Scattering rates vs energy in 2D graphene: $T=300$ K; $n_e=7.7\times {10}^{12}$ cm${}^{-2}$. The dashed line is the sum scattering of acoustic phonon and optical phonons.

Figure 2

Current saturation model in 2D graphene. (a) The distribution function of streaming model at steady state. $f\left(\mathbf{k}\right)=\mathbf{\text{1}}$ at colored region; otherwise, $f\left(\mathbf{k}\right)=\mathbf{\text{0}}$. (b) The saturation velocity vs carrier concentration.

Figure 3

(a) Current density vs electric field at two carrier concentrations: $n1=7.5\times {10}^{12}$ cm${}^{-2}$ and $n2=3.0\times {10}^{12}$ cm${}^{-2}$. Open symbols: no hot phonon.
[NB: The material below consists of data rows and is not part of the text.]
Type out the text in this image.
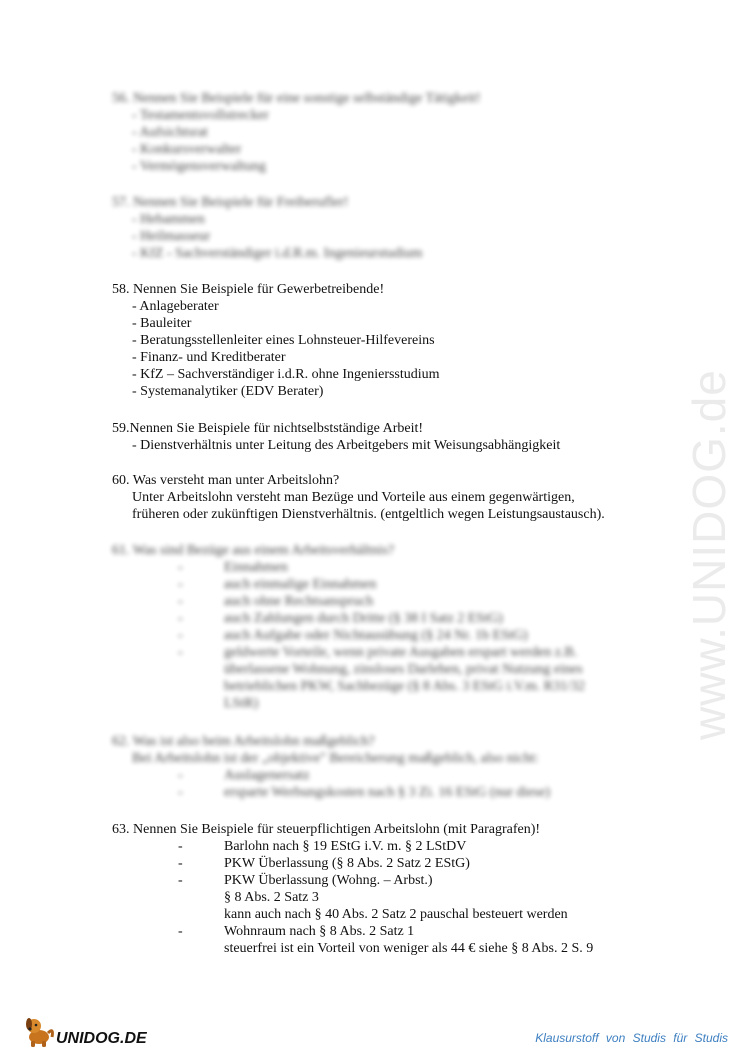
www.UNIDOG.de
56. Nennen Sie Beispiele für eine sonstige selbständige Tätigkeit!
- Testamentsvollstrecker
- Aufsichtsrat
- Konkursverwalter
- Vermögensverwaltung
57. Nennen Sie Beispiele für Freiberufler!
- Hebammen
- Heilmasseur
- KfZ - Sachverständiger i.d.R.m. Ingenieurstudium
58. Nennen Sie Beispiele für Gewerbetreibende!
- Anlageberater
- Bauleiter
- Beratungsstellenleiter eines Lohnsteuer-Hilfevereins
- Finanz- und Kreditberater
- KfZ – Sachverständiger i.d.R. ohne Ingeniersstudium
- Systemanalytiker (EDV Berater)
59.Nennen Sie Beispiele für nichtselbstständige Arbeit!
- Dienstverhältnis unter Leitung des Arbeitgebers mit Weisungsabhängigkeit
60. Was versteht man unter Arbeitslohn?
Unter Arbeitslohn versteht man Bezüge und Vorteile aus einem gegenwärtigen,
früheren oder zukünftigen Dienstverhältnis. (entgeltlich wegen Leistungsaustausch).
61. Was sind Bezüge aus einem Arbeitsverhältnis?
-	Einnahmen
-	auch einmalige Einnahmen
-	auch ohne Rechtsanspruch
-	auch Zahlungen durch Dritte (§ 38 I Satz 2 EStG)
-	auch Aufgabe oder Nichtausübung (§ 24 Nr. 1b EStG)
-	geldwerte Vorteile, wenn private Ausgaben erspart werden z.B.
überlassene Wohnung, zinsloses Darlehen, privat Nutzung eines
betrieblichen PKW, Sachbezüge (§ 8 Abs. 3 EStG i.V.m. R31/32
LStR)
62. Was ist also beim Arbeitslohn maßgeblich?
Bei Arbeitslohn ist der „objektive" Bereicherung maßgeblich, also nicht:
-	Auslagenersatz
-	ersparte Werbungskosten nach § 3 Zi. 16 EStG (nur diese)
63. Nennen Sie Beispiele für steuerpflichtigen Arbeitslohn (mit Paragrafen)!
-	Barlohn nach § 19 EStG i.V. m. § 2 LStDV
-	PKW Überlassung (§ 8 Abs. 2 Satz 2 EStG)
-	PKW Überlassung (Wohng. – Arbst.)
§ 8 Abs. 2 Satz 3
kann auch nach § 40 Abs. 2 Satz 2 pauschal besteuert werden
-	Wohnraum nach § 8 Abs. 2 Satz 1
steuerfrei ist ein Vorteil von weniger als 44 € siehe § 8 Abs. 2 S. 9
UNIDOG.DE	Klausurstoff von Studis für Studis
Solid symbols: hot phonon (${\tau }_{\text{ph}}=1$ ps). Dot-dash lines consider hot phonon effect but not $e$-$e$ scatterings. (b) Saturation current vs carrier density. Solid black curve: the current saturation results of streaming model. Solid square: intrinsic graphene without hot phonon effect, $\mathcal{F}=50$ kV/cm. Open square: with hot phonon effect (${\tau }_{\text{ph}}=1$ ps), $\mathcal{F}=50$ kV/cm. All simulations are at 300 K.

Figure 4

(a) Electron distribution function along $k_x$ with $k_y$ = 0. Solid line considers hot phonon and $e$-$e$ scattering. (Dash line: turning off hot phonon effect; dash-dot line: turning off $e$-$e$ scattering in simulation.) (b) The phonon number distribution function in $\mathbf{q}$ space. Carrier density: $n=7.5\times {10}^{12}$ cm${}^{-2}$, electric field $\mathcal{F}=50$ kV/cm, phonon lifetime ${\tau }_{\text{ph}}=1$ ps, and environment temperature $T=300$ K.

Figure 5

(a) Electron drift velocity evolution with time under field. (b) Carrier transit time vs channel length. Optical phonon lifetime ${\tau }_{\text{ph}}=1$ ps, environment temperature $T=300$ K, and carrier density $n=7.5\times {10}^{12}$ cm${}^{-2}$.